I am working with a list of lists where some items have overlapping values.
list=[[7, 11, 'Feature01'],
[2, 6, 'Feature02'],
[31, 59, 'Feature03'],
[31, 41, 'Feature04'],
[20, 40, 'Feature05'],
[25, 30, 'Feature06']
For example, in the below items Feature04 lies inside Feature03 coordinates.
[31, 59, 'Feature03'], [31, 41, 'Feature04'],
Similarly in the below example, Feature06 lies inside Feature05 coordinates.
[20, 40, 'Feature05'], [25, 30, 'Feature06']
I want to retain only one item in such an overlapping scenario and update the original/master list of lists to save non-overlapping list items.

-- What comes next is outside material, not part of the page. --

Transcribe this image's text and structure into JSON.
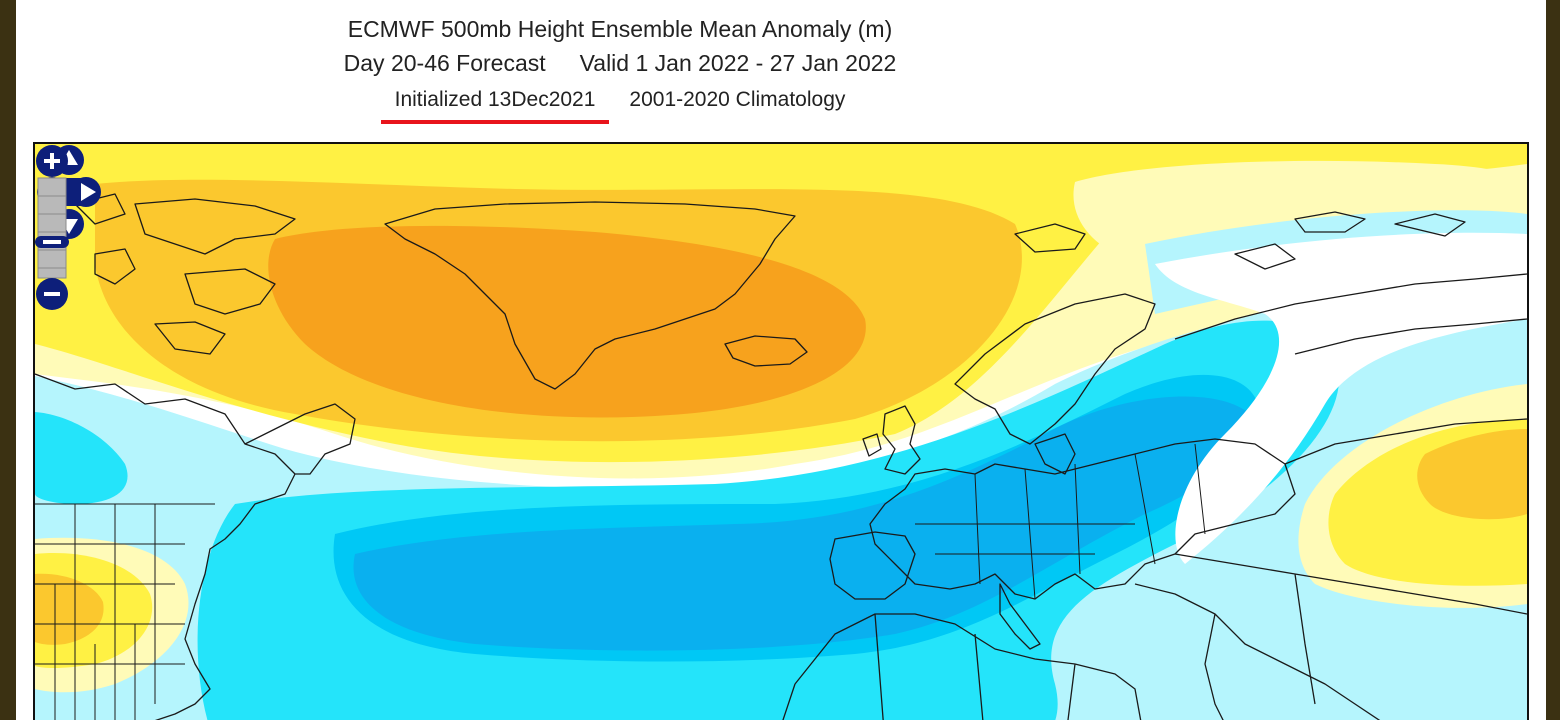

I found almost similar question but could not get it to work.
Thanks in advance
CodePudding user response:
Sort the list by the starting point of the interval, tiebreaking based on endpoints of intervals (in descending order). Then, you add an interval if it isn't contained by the most recently added interval to the result:
lst.sort(key=lambda x: (x[0], -x[1]))
result = [lst[0]]
for entry in lst[1:]:
current_start, current_end, _ = entry
last_start, last_end, _ = result[-1]
if not (last_start <= current_start <= current_end <= last_end):
result.append(entry)
print(result)
This outputs:
[[2, 6, 'Feature02'], [7, 11, 'Feature01'], [20, 40, 'Feature05'], [31, 59, 'Feature03']]